ニュース2018.11.18

ラスベガス大通りの大手2社企業、合併の可能性か

ラスベガス大通りの大手2社企業、合併の可能性か

ラスベガスストリップにある2軒の最大ホテル級のカジノ巨大企業たちが1つになるかもしれない。情報筋がニューヨークポスト紙に語ったところによると、巨大企業のタイアップの評価を開始する為に、MGMが投資銀行であるモルガンスタンレーとワイルゴッチェル&マンジス法律事務所を雇ったとのこと。しかし、情報筋によれば、何らかの申し出がされているわけではないとのことである。

ニューヨークポストは、これら施設を巡る憶測について報道した初めての報道機関である。

情報筋によると、採算ベースを下回っているシーザースの約25パーセントを共同保有しているヘッジファンドがMGMとの取引を強く求めているという。シーザースの株式は今年現在まで25パーセント値を下げ、MGMは15パーセント下落している。

両社の大株主であるキャニオンパートナーズを含むこれらのファンドが、2月8日付けで退任すると先週発表したシーザースのボスであるマーク・フリッソーラ氏の追い出しの陰にいるとみられている。
「CEOなしでもシーザースが機能することは誰でも知っています。」と、この状況に詳しい情報筋は述べた。

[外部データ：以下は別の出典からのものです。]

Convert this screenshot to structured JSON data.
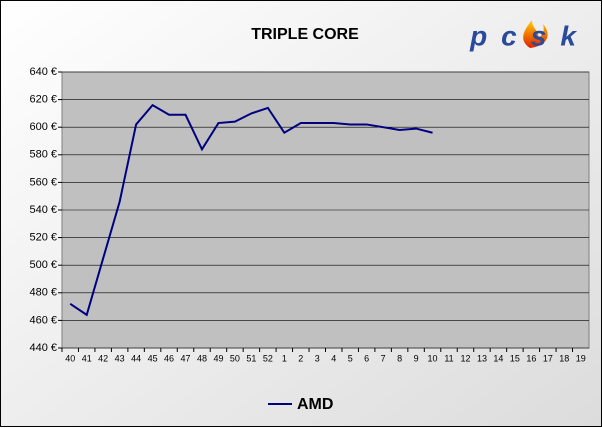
{
  "chart_data": {
    "type": "line",
    "title": "TRIPLE CORE",
    "logo": "pcsk",
    "categories": [
      "40",
      "41",
      "42",
      "43",
      "44",
      "45",
      "46",
      "47",
      "48",
      "49",
      "50",
      "51",
      "52",
      "1",
      "2",
      "3",
      "4",
      "5",
      "6",
      "7",
      "8",
      "9",
      "10",
      "11",
      "12",
      "13",
      "14",
      "15",
      "16",
      "17",
      "18",
      "19"
    ],
    "series": [
      {
        "name": "AMD",
        "color": "#000080",
        "values": [
          472,
          464,
          505,
          546,
          602,
          616,
          609,
          609,
          584,
          603,
          604,
          610,
          614,
          596,
          603,
          603,
          603,
          602,
          602,
          600,
          598,
          599,
          596,
          null,
          null,
          null,
          null,
          null,
          null,
          null,
          null,
          null
        ]
      }
    ],
    "ylim": [
      440,
      640
    ],
    "yticks": [
      {
        "value": 440,
        "label": "440 €"
      },
      {
        "value": 460,
        "label": "460 €"
      },
      {
        "value": 480,
        "label": "480 €"
      },
      {
        "value": 500,
        "label": "500 €"
      },
      {
        "value": 520,
        "label": "520 €"
      },
      {
        "value": 540,
        "label": "540 €"
      },
      {
        "value": 560,
        "label": "560 €"
      },
      {
        "value": 580,
        "label": "580 €"
      },
      {
        "value": 600,
        "label": "600 €"
      },
      {
        "value": 620,
        "label": "620 €"
      },
      {
        "value": 640,
        "label": "640 €"
      }
    ],
    "grid": true,
    "legend": "bottom"
  }
}
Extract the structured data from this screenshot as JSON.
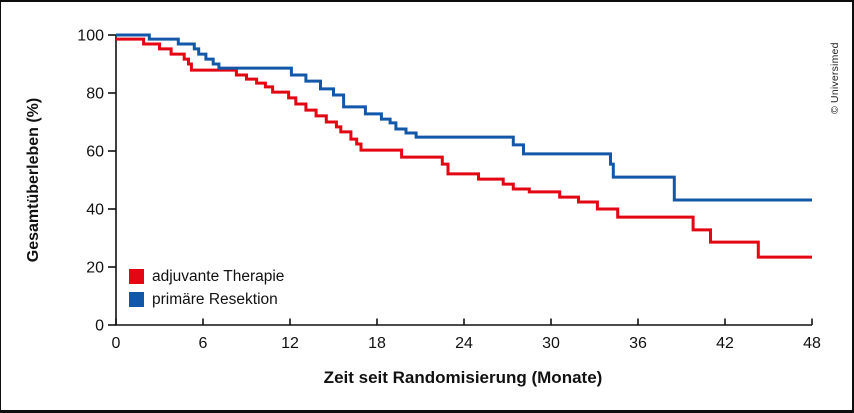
{
  "frame": {
    "copyright": "© Universimed"
  },
  "chart_data": {
    "type": "line",
    "subtype": "kaplan-meier-step",
    "title": "",
    "xlabel": "Zeit seit Randomisierung (Monate)",
    "ylabel": "Gesamtüberleben (%)",
    "xlim": [
      0,
      48
    ],
    "ylim": [
      0,
      100
    ],
    "xticks": [
      0,
      6,
      12,
      18,
      24,
      30,
      36,
      42,
      48
    ],
    "yticks": [
      0,
      20,
      40,
      60,
      80,
      100
    ],
    "grid": false,
    "legend_position": "inside-bottom-left",
    "axis_color": "#111111",
    "line_width": 3,
    "series": [
      {
        "name": "adjuvante Therapie",
        "color": "#e30613",
        "points": [
          [
            0,
            98.6
          ],
          [
            1.9,
            96.9
          ],
          [
            3.0,
            95.2
          ],
          [
            3.8,
            93.4
          ],
          [
            4.7,
            91.7
          ],
          [
            5.0,
            90.0
          ],
          [
            5.2,
            87.9
          ],
          [
            8.3,
            86.2
          ],
          [
            9.0,
            84.8
          ],
          [
            9.7,
            83.4
          ],
          [
            10.3,
            82.1
          ],
          [
            10.8,
            80.3
          ],
          [
            11.9,
            78.3
          ],
          [
            12.4,
            76.2
          ],
          [
            13.1,
            74.1
          ],
          [
            13.8,
            72.1
          ],
          [
            14.5,
            70.0
          ],
          [
            15.2,
            68.3
          ],
          [
            15.5,
            66.6
          ],
          [
            16.2,
            64.1
          ],
          [
            16.6,
            62.4
          ],
          [
            16.9,
            60.3
          ],
          [
            19.7,
            57.9
          ],
          [
            22.5,
            55.5
          ],
          [
            22.9,
            52.1
          ],
          [
            25.0,
            50.3
          ],
          [
            26.7,
            48.6
          ],
          [
            27.4,
            46.9
          ],
          [
            28.5,
            45.9
          ],
          [
            30.6,
            44.1
          ],
          [
            31.9,
            42.4
          ],
          [
            33.2,
            40.0
          ],
          [
            34.6,
            37.2
          ],
          [
            39.8,
            32.8
          ],
          [
            41.0,
            28.6
          ],
          [
            44.3,
            23.4
          ],
          [
            48,
            23.4
          ]
        ]
      },
      {
        "name": "primäre Resektion",
        "color": "#1358a8",
        "points": [
          [
            0,
            100
          ],
          [
            2.3,
            98.6
          ],
          [
            4.3,
            96.9
          ],
          [
            5.4,
            95.2
          ],
          [
            5.7,
            93.4
          ],
          [
            6.2,
            91.7
          ],
          [
            6.7,
            90.0
          ],
          [
            7.1,
            88.6
          ],
          [
            12.1,
            86.2
          ],
          [
            13.1,
            84.1
          ],
          [
            14.1,
            81.4
          ],
          [
            15.0,
            79.3
          ],
          [
            15.7,
            75.2
          ],
          [
            17.2,
            72.8
          ],
          [
            18.3,
            71.0
          ],
          [
            18.9,
            69.7
          ],
          [
            19.3,
            67.6
          ],
          [
            20.0,
            66.2
          ],
          [
            20.7,
            64.8
          ],
          [
            27.4,
            62.1
          ],
          [
            28.1,
            59.0
          ],
          [
            34.1,
            55.5
          ],
          [
            34.3,
            51.0
          ],
          [
            38.5,
            43.1
          ],
          [
            48,
            43.1
          ]
        ]
      }
    ]
  }
}
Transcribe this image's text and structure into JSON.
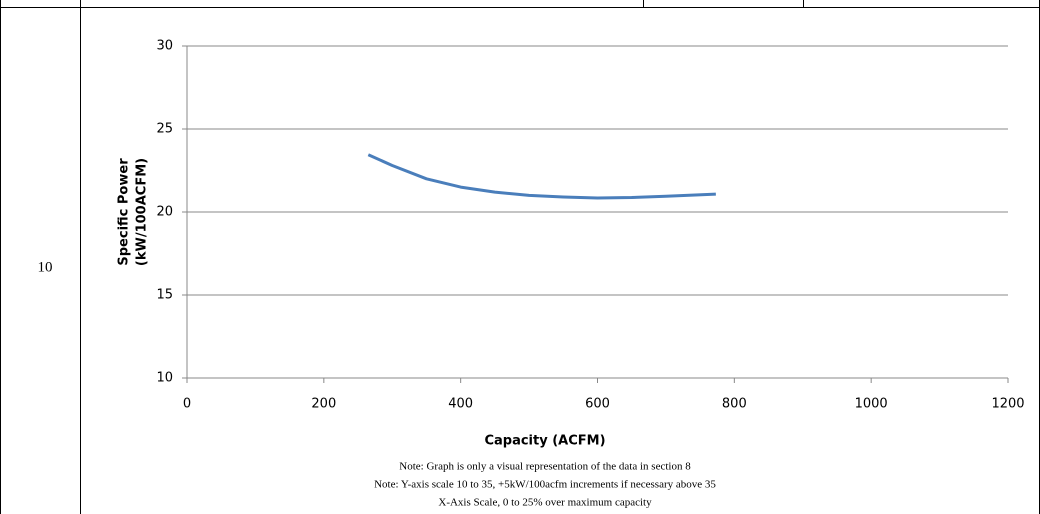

キャニオンの宿泊施設とゲーミング投資を率いるモルガン・スタンレーの投資家であるチャニー・シェフィールド氏は、間接費とマーケティングについての金を節約することを理由の一つとして、カジノを巨大化することを推し進めていると、その情報筋は語った。

この状況に近い第2のゲーミング情報筋は「今後3、4カ月の動きについて興味があります。」と述べた。
もし統合されれば、MGMとシーザースは、ラスベガスとアトランティックシティのホテルの部屋の約半数を所有することになる。そのような激しい集中は、両州で規制上の懸念を引き起こす可能性がある。MGMのエクィティと負債を合わせた企業価値は300億ドル(約3兆4,122億円)で、シーザースは220億ドル(約2兆5,023億円)である。

シーザースは、最近、ティルマン・フェルティッタの小規模なゴールデンナゲットカジノチェーンからの買収申し出を拒絶した。より大規模なMGMがホワイトナイトの役目を果たすというシナリオは、活動的なヘッジファンドに最適な戦略と見なされている。

しかし、ラスベガスでMGMだけがシーザースにとっての相手という訳ではない。

180億ドル(約2兆473億円)の企業価値を有するウィンリゾーツがボストン地域のカジノを建設するライセンスを維持すれば、同社がにじり寄ってくるかもしれないと、情報筋は語っている。

ブラックストーングループの様なカジノ運営ライセンスを有する未公開株式投資会社だけでなく、アクワダクトレーストラックにあるリゾーツワールドを所有しているマレーシアのゲンティングループが登場する可能性があると、情報筋は述べた。

シーザースはジャックエンターテインメントのオハイオ州のカジノの一部を買収する交渉も行っているが、税金のせいでその取り組みは無くなるかもしれないと、情報筋は話した。MGMとシーザースはコメントを拒否し、キャニオンはMGMと機密保持契約にサインしていない、とだけコメントしている。